OhioHealth and its network of hospitals across the state are embarking on a telemedicine collaboration with Time Warner Cable to bring clinical expertise to more rural areas, with the goal of quickly determining whether a patient can be treated within the community or if a transport is necessary. While scores of health systems are exploring […]

OhioHealth and its network of hospitals across the state are embarking on a telemedicine collaboration with Time Warner Cable to bring clinical expertise to more rural areas, with the goal of quickly determining whether a patient can be treated within the community or if a transport is necessary.
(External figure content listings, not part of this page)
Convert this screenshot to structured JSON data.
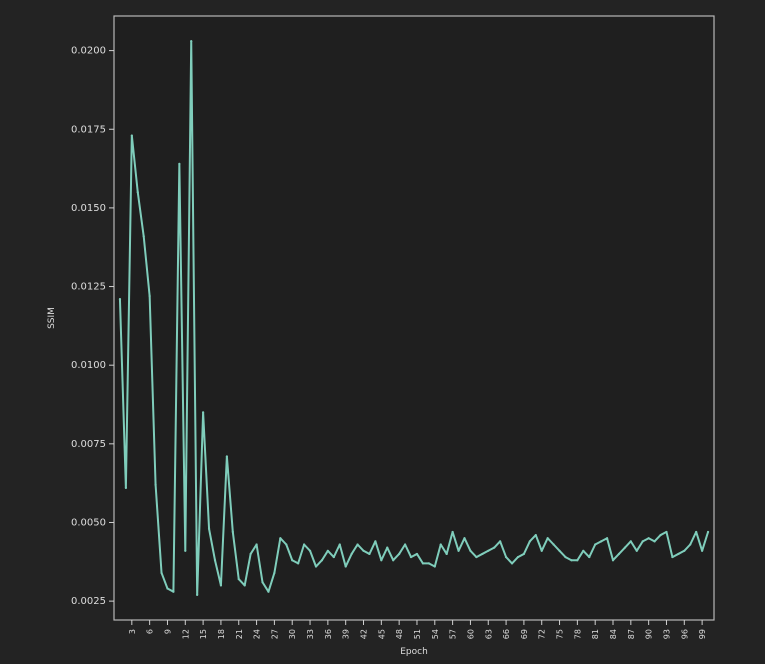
{
  "chart_data": {
    "type": "line",
    "title": "",
    "xlabel": "Epoch",
    "ylabel": "SSIM",
    "x_tick_labels": [
      3,
      6,
      9,
      12,
      15,
      18,
      21,
      24,
      27,
      30,
      33,
      36,
      39,
      42,
      45,
      48,
      51,
      54,
      57,
      60,
      63,
      66,
      69,
      72,
      75,
      78,
      81,
      84,
      87,
      90,
      93,
      96,
      99
    ],
    "y_ticks": [
      0.0025,
      0.005,
      0.0075,
      0.01,
      0.0125,
      0.015,
      0.0175,
      0.02
    ],
    "y_tick_labels": [
      "0.0025",
      "0.0050",
      "0.0075",
      "0.0100",
      "0.0125",
      "0.0150",
      "0.0175",
      "0.0200"
    ],
    "xlim": [
      0,
      101
    ],
    "ylim": [
      0.0019,
      0.0211
    ],
    "grid": false,
    "line_color": "#7fcdbb",
    "series": [
      {
        "x": [
          1,
          2,
          3,
          4,
          5,
          6,
          7,
          8,
          9,
          10,
          11,
          12,
          13,
          14,
          15,
          16,
          17,
          18,
          19,
          20,
          21,
          22,
          23,
          24,
          25,
          26,
          27,
          28,
          29,
          30,
          31,
          32,
          33,
          34,
          35,
          36,
          37,
          38,
          39,
          40,
          41,
          42,
          43,
          44,
          45,
          46,
          47,
          48,
          49,
          50,
          51,
          52,
          53,
          54,
          55,
          56,
          57,
          58,
          59,
          60,
          61,
          62,
          63,
          64,
          65,
          66,
          67,
          68,
          69,
          70,
          71,
          72,
          73,
          74,
          75,
          76,
          77,
          78,
          79,
          80,
          81,
          82,
          83,
          84,
          85,
          86,
          87,
          88,
          89,
          90,
          91,
          92,
          93,
          94,
          95,
          96,
          97,
          98,
          99,
          100
        ],
        "values": [
          0.0121,
          0.0061,
          0.0173,
          0.0155,
          0.0141,
          0.0122,
          0.0062,
          0.0034,
          0.0029,
          0.0028,
          0.0164,
          0.0041,
          0.0203,
          0.0027,
          0.0085,
          0.0048,
          0.0038,
          0.003,
          0.0071,
          0.0047,
          0.0032,
          0.003,
          0.004,
          0.0043,
          0.0031,
          0.0028,
          0.0034,
          0.0045,
          0.0043,
          0.0038,
          0.0037,
          0.0043,
          0.0041,
          0.0036,
          0.0038,
          0.0041,
          0.0039,
          0.0043,
          0.0036,
          0.004,
          0.0043,
          0.0041,
          0.004,
          0.0044,
          0.0038,
          0.0042,
          0.0038,
          0.004,
          0.0043,
          0.0039,
          0.004,
          0.0037,
          0.0037,
          0.0036,
          0.0043,
          0.004,
          0.0047,
          0.0041,
          0.0045,
          0.0041,
          0.0039,
          0.004,
          0.0041,
          0.0042,
          0.0044,
          0.0039,
          0.0037,
          0.0039,
          0.004,
          0.0044,
          0.0046,
          0.0041,
          0.0045,
          0.0043,
          0.0041,
          0.0039,
          0.0038,
          0.0038,
          0.0041,
          0.0039,
          0.0043,
          0.0044,
          0.0045,
          0.0038,
          0.004,
          0.0042,
          0.0044,
          0.0041,
          0.0044,
          0.0045,
          0.0044,
          0.0046,
          0.0047,
          0.0039,
          0.004,
          0.0041,
          0.0043,
          0.0047,
          0.0041,
          0.0047
        ]
      }
    ]
  }
}
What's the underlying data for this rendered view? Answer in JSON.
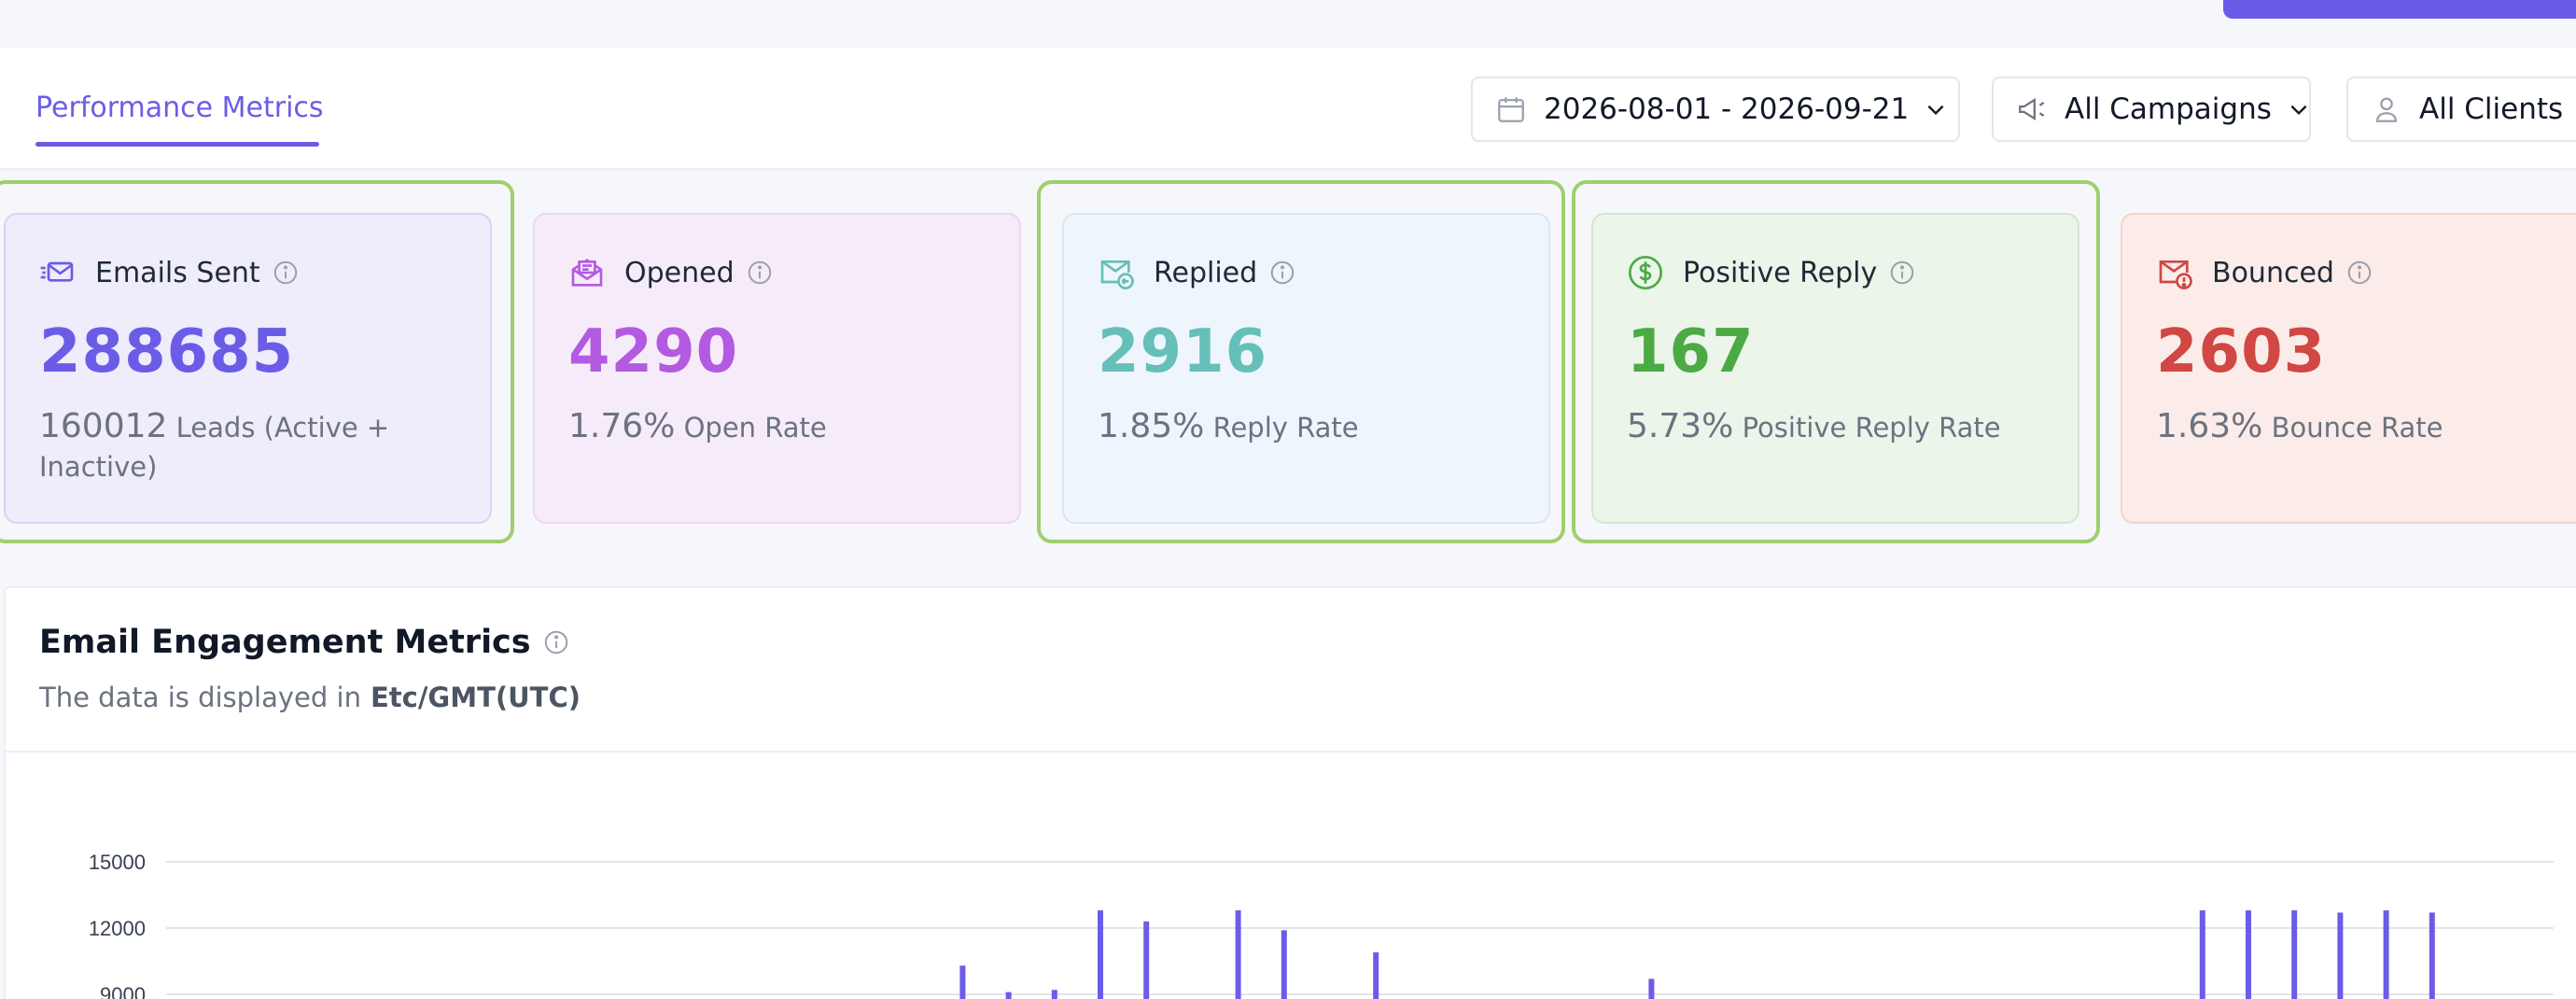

While scores of health systems are exploring some form of telemedicine, often as a means to address primary care or more straight-forward health issues, Columbus-based OhioHealth is utilizing the technology to expand on stroke care and ICUs, among other areas, according to Jim Lowder, system vice president of technology for OhioHealth. It’s especially effective in critical access regions.

“In the metro areas, typically you have the critical care experts you need, but you get out into the community hospitals and the rural areas, it’s so small that they can’t afford to attract the experts,” he said. “Our goal is to keep people in their community as much as a possible, with some oversight of our electronic ICU.”

The health system includes 12 member hospitals, more than 50 ambulatory and surgery centers and primary care and specialty practices across the state. Yet the telemedicine effort extends beyond members and includes any hospital affiliated through OhioHealth’s stroke network.

And stroke care – with its urgent diagnostic needs and transport, if necessary – is an area that the health system is looking to expand through telemedicine.

Using Time Warner’s Cable Business Class to conduct two-way video and audio with patients presenting stroke symptoms, a neurologist and a care team in Columbus help the physician or nurse in the distant hospital determine if a patient is indeed having a stroke. If they are, drugs can be administered immediately and transport can begin. If not, the patient can still be closely monitored while avoiding a lengthy transport – saving both the patient and the hospital time and money by avoiding unnecessary hospitalization.

“Many of these patients, although they present symptoms, they aren’t stroke victims,” Lowder said. “You don’t have to go hundreds of miles away. The point is to stay right there in the community. It was kind of by default to be safe that a lot patients were being transferred.”

Time Warner was selected because of its scale and bandwidth across the state, ensuring a clear connection that enables the more complex care isn’t interrupted or jeopardized through a bad connection. It provides OhioHealth 100 megabits per second point-to-point ethernet private line fiber circuits connecting 50 care sites, 300 Mbps dedicated internet access at its headquarters, plus up to 100 Mbps high speed internet access service for smaller offices.

Providers in Columbus can see all of the patient monitoring equipment, have access the EHRs, lab and imaging results while having the two-way video and audio access. Those providers can in turn help determine the right coarse of action from hundreds of miles away.

“It really does extend the reach,” Loweder said. “We can leverage them across the region to manage all the beds we have.”

OhioHealth is currently exploring other areas of medicine where the telemedicine approach can be applied, though details are still being worked out, Lowder said.